If you’re importing from or exporting to a designated person, you will need to apply for an OFSI licence. An OFSI licence is a written authorisation that permits an otherwise prohibited financial activity. You may want to check that your bank will allow the transaction before entering into a contract.

Potential licence grounds for importers or exporters include existing obligations under a prior contract – a contract that existed before the individual or entity was designated under financial sanctions legislation.

You should check if your activity is exempt. Specific exemptions are contained in financial sanctions regulations. These apply automatically in defined circumstances and do not require a licence. These could include provision of goods for humanitarian purposes.

For more information about licensing grounds and details on how to apply for a licence please refer to the ‘exemptions and licensing’ section in our general guidance.

https://www.gov.uk/government/publicatio ns/financial-sanctions-faqs

3. Does it make a difference if my goods are for humanitarian, medical or diplomatic purposes?

You need to consider carefully the restrictions in place against the designated person or company. For example, if a person is subject to financial sanctions under the Syrian regime, you need to look at the regulation that underpins that regime.

Some regimes have exemptions or licensing grounds for the provision of goods or funds for humanitarian, medical or diplomatic purposes. OFSI seeks to process applications for licences where there is a risk to life as a priority.

And:
 
Financial sanctions along the export chain
1. Should I be checking other parties involved in import/export activities and related financial transactions, such as vessels, airlines, road hauliers, banks and insurers?
   Vessels, airlines, road hauliers, banks and insurers could be subject to financial sanctions. You may require an OFSI licence if:
• payments are coming from or through a designated person, such as a listed bank, and there is no exemption in the relevant regulation
• any goods are being transported by a designated person.
• If you are forwarding goods to a third party, you could be making funds or economic resources available – directly or indirectly – to a designated person.
2. Do financial sanctions apply to import and export agents?
Yes.

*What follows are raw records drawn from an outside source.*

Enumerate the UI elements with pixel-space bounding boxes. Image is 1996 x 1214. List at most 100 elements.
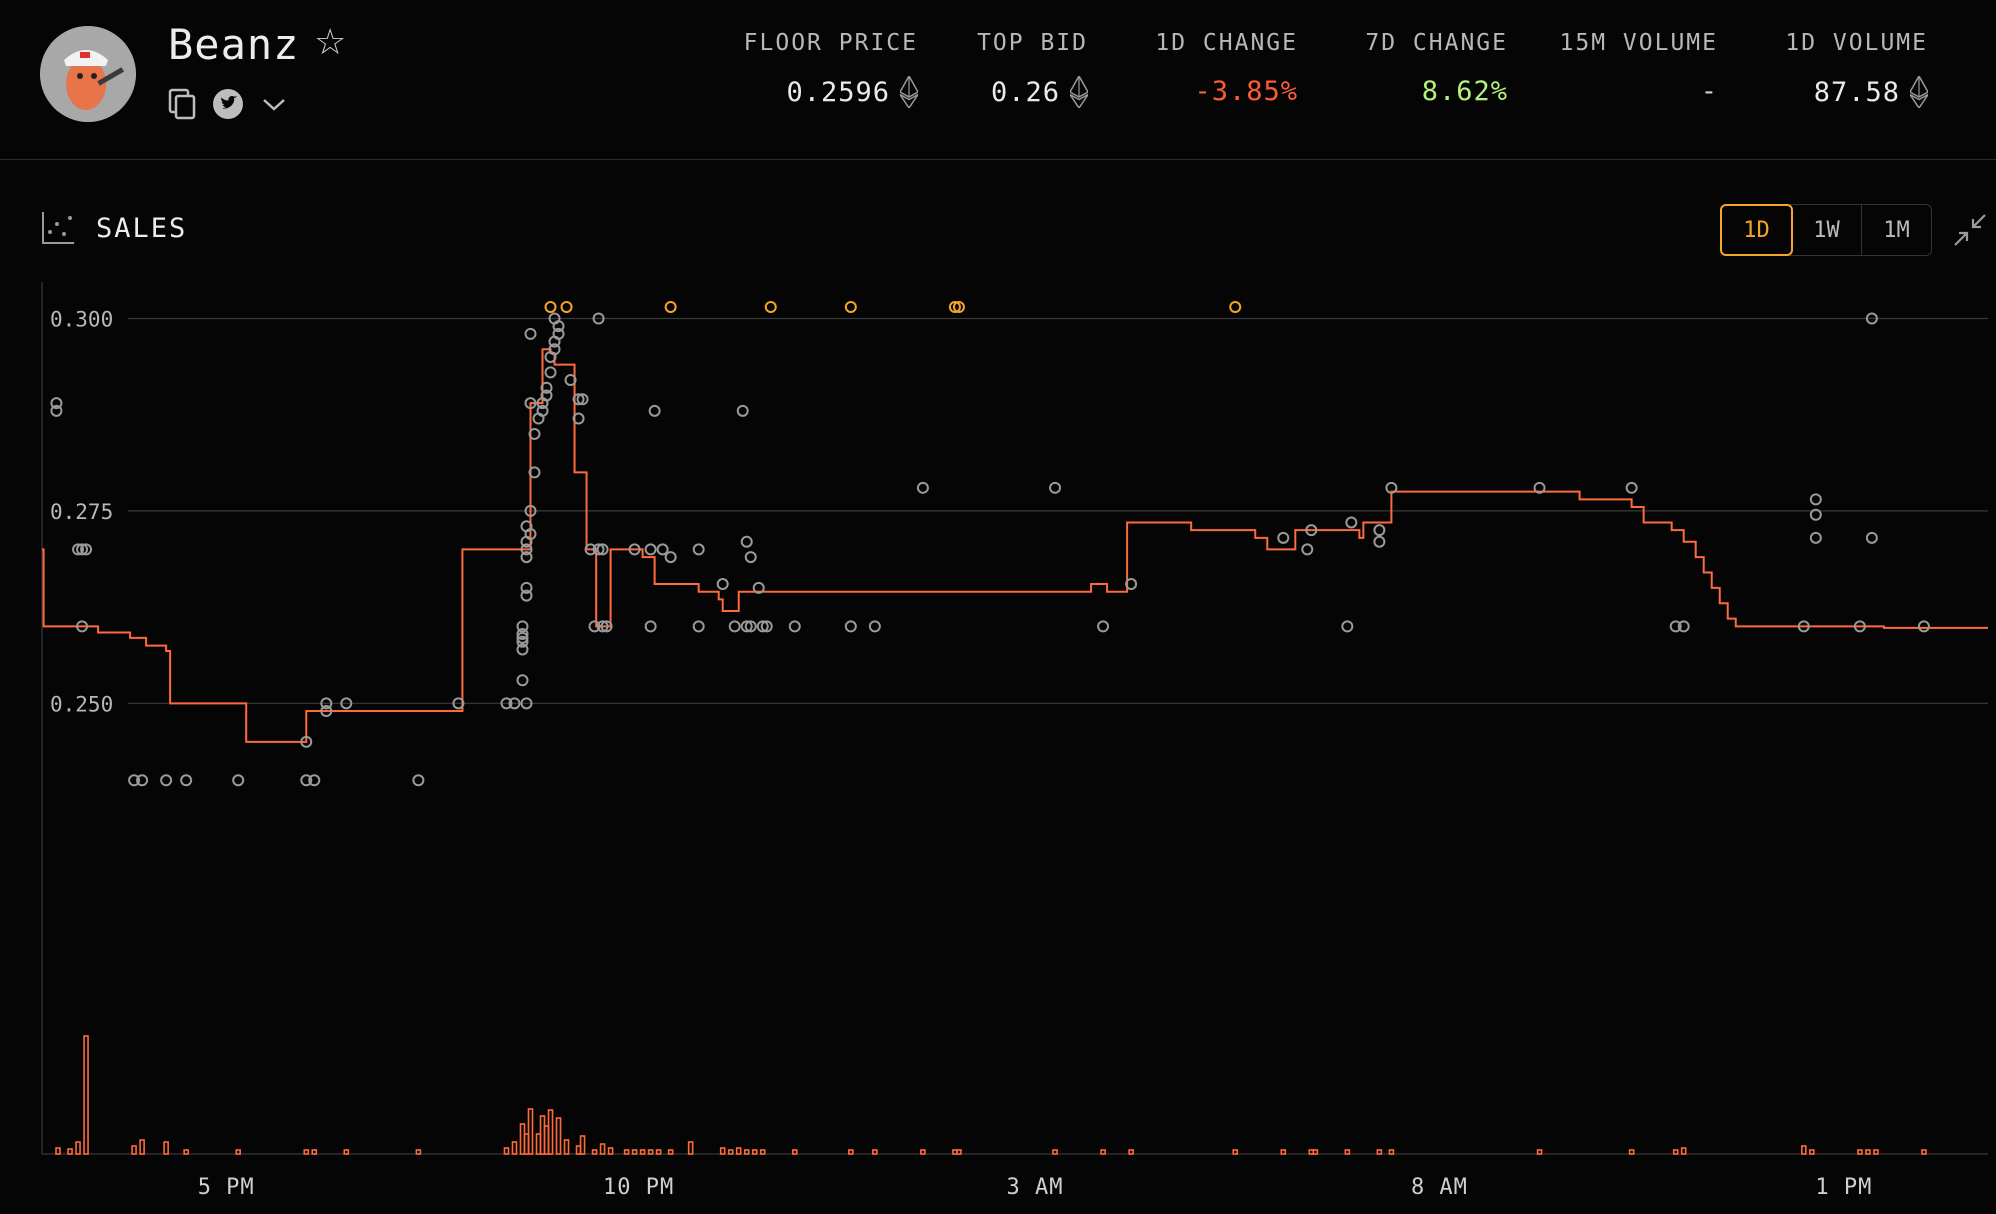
sales-chart[interactable]: 0.300 0.275 0.250 5 PM 10 PM 3 AM 8 AM 1 PM (0, 270, 1996, 1214)
stat-value-text: 0.26 (990, 76, 1060, 108)
sale-point (528, 466, 541, 479)
sale-point (232, 774, 245, 787)
sale-point (320, 705, 333, 718)
sale-point (736, 404, 749, 417)
stat-7d-change: 7D CHANGE 8.62% (1365, 30, 1508, 107)
volume-bar (235, 1149, 242, 1155)
sale-point (76, 620, 89, 633)
twitter-icon[interactable] (212, 88, 244, 120)
volume-bar (751, 1149, 758, 1155)
volume-bar (415, 1149, 422, 1155)
sale-point (524, 397, 537, 410)
stat-value: 0.26 (977, 76, 1088, 108)
stat-value: 8.62% (1365, 76, 1508, 107)
sale-point (692, 543, 705, 556)
sale-point (516, 643, 529, 656)
sale-point (1305, 524, 1318, 537)
sale-point (552, 327, 565, 340)
volume-bar (607, 1147, 614, 1155)
star-outline-icon[interactable]: ☆ (314, 22, 347, 63)
eth-icon (1910, 76, 1928, 108)
sale-point (308, 774, 321, 787)
off-chart-sale-point (664, 301, 677, 313)
volume-bar (735, 1147, 742, 1155)
sale-point (1809, 508, 1822, 521)
sale-point (1533, 481, 1546, 494)
volume-bar (1128, 1149, 1134, 1155)
sale-point (564, 374, 577, 387)
volume-bar (139, 1139, 145, 1155)
x-tick-label: 10 PM (603, 1175, 674, 1200)
sale-point (528, 427, 541, 440)
volume-bar (1628, 1149, 1635, 1155)
sale-point (648, 404, 661, 417)
sale-point (300, 774, 313, 787)
sale-point (600, 620, 613, 633)
collection-links (166, 88, 290, 120)
sale-point (508, 697, 521, 710)
sale-point (500, 697, 513, 710)
sale-point (584, 543, 597, 556)
volume-bar (563, 1139, 570, 1155)
volume-bar (1280, 1149, 1287, 1155)
eth-icon (900, 76, 918, 108)
sale-point (756, 620, 769, 633)
sales-section-title: SALES (40, 210, 187, 246)
sale-point (76, 543, 89, 556)
sale-point (1373, 535, 1386, 548)
volume-bar (131, 1145, 137, 1155)
volume-bar (511, 1141, 518, 1155)
sale-point (868, 620, 881, 633)
stat-label: 15M VOLUME (1559, 30, 1718, 56)
sale-point (760, 620, 773, 633)
off-chart-sale-point (948, 301, 961, 313)
copy-icon[interactable] (166, 88, 198, 120)
volume-bar (1052, 1149, 1058, 1155)
volume-bar (759, 1149, 766, 1155)
range-1d[interactable]: 1D (1720, 204, 1793, 256)
sale-point (1277, 531, 1290, 544)
sale-point (1341, 620, 1354, 633)
sale-point (1865, 312, 1878, 325)
stat-label: TOP BID (977, 30, 1088, 56)
volume-bar (872, 1149, 878, 1155)
sale-point (1669, 620, 1682, 633)
sale-point (744, 551, 757, 564)
collapse-arrows-icon[interactable] (1952, 212, 1988, 248)
stat-15m-volume: 15M VOLUME - (1560, 30, 1718, 107)
range-1m[interactable]: 1M (1883, 217, 1910, 243)
sale-point (844, 620, 857, 633)
volume-bar (591, 1149, 598, 1155)
sale-point (788, 620, 801, 633)
stat-value: - (1560, 76, 1718, 107)
off-chart-sale-point (764, 301, 777, 313)
y-tick-label: 0.300 (50, 307, 113, 331)
range-1w[interactable]: 1W (1792, 205, 1862, 255)
sale-point (320, 697, 333, 710)
volume-bar (55, 1147, 61, 1155)
sale-point (1809, 493, 1822, 506)
volume-bar (1809, 1149, 1815, 1155)
sale-point (596, 543, 609, 556)
sale-point (1373, 524, 1386, 537)
volume-bar (727, 1149, 734, 1155)
sale-point (160, 774, 173, 787)
sale-point (740, 535, 753, 548)
sale-point (1797, 620, 1810, 633)
chevron-down-icon[interactable] (258, 88, 290, 120)
sale-point (412, 774, 425, 787)
x-tick-label: 8 AM (1411, 1175, 1468, 1200)
off-chart-sale-point (544, 301, 557, 313)
sale-point (548, 343, 561, 356)
sale-point (516, 628, 529, 641)
stat-value: -3.85% (1155, 76, 1298, 107)
y-tick-label: 0.275 (50, 500, 113, 524)
sale-point (592, 543, 605, 556)
x-tick-label: 5 PM (198, 1175, 255, 1200)
volume-bar (547, 1109, 554, 1155)
sale-point (536, 404, 549, 417)
stat-value: 87.58 (1785, 76, 1928, 108)
volume-bar (956, 1149, 962, 1155)
sale-point (520, 697, 533, 710)
volume-bar (75, 1141, 81, 1155)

Agents such as couriers, express operators and freight forwarders are responsible for their own due diligence.
If you find that you have funds or economic resources in your possession that belong to a designated person, you must freeze them. You mustn’t make funds available to or for the benefit of a designated person unless:
• there is an exemption in the relevant financial sanctions regulation you can rely on, or
• you have a licence from OFSI.
3. As a shipper, do I need to consider
financial sanctions?
If you’re transporting goods supplied by or going to a designated person, you could be in breach of financial sanctions.
Ports can also be subject to financial sanctions and two ports are on the consolidated list as of April 2018: Sevastopol and Kerch. If you pay any fees to these ports, you could be in breach of financial sanctions.
4. Do financial sanctions apply to port or landings fees?
Financial sanctions can apply to port or landing fees if the port or shipping company is on the consolidated list or is owned or controlled by a designated person.
Several ships have been added to the consolidated list as part of sanctions against North Korea. Other ships which are flagged from non-sanctioned regimes have also been designated. For example:
• Nadine, formerly Capricorn, (IMO 8900878) now has a Palau flag but is listed under Libyan sanctions
• Lynn S (IMO 8706349) has a flag from Saint Vincent and the Grenadines but is also listed under Libyan sanctions (April 2018).
A port that accepts fees from these ships could be in breach of financial sanctions.
5. Do financial sanctions apply to bills of lading?
A bill of lading is issued by a ship owner to acknowledge the receipt of a cargo for transportation to a specified destination. Bills of lading are classified as ‘funds’ for the purposes of financial sanctions. If you know or suspect that you have a bill of lading that belongs to a designated person, you must freeze it, and not deal with it or make it available to a designated person (or for their benefit) in the absence of a licence or exemption.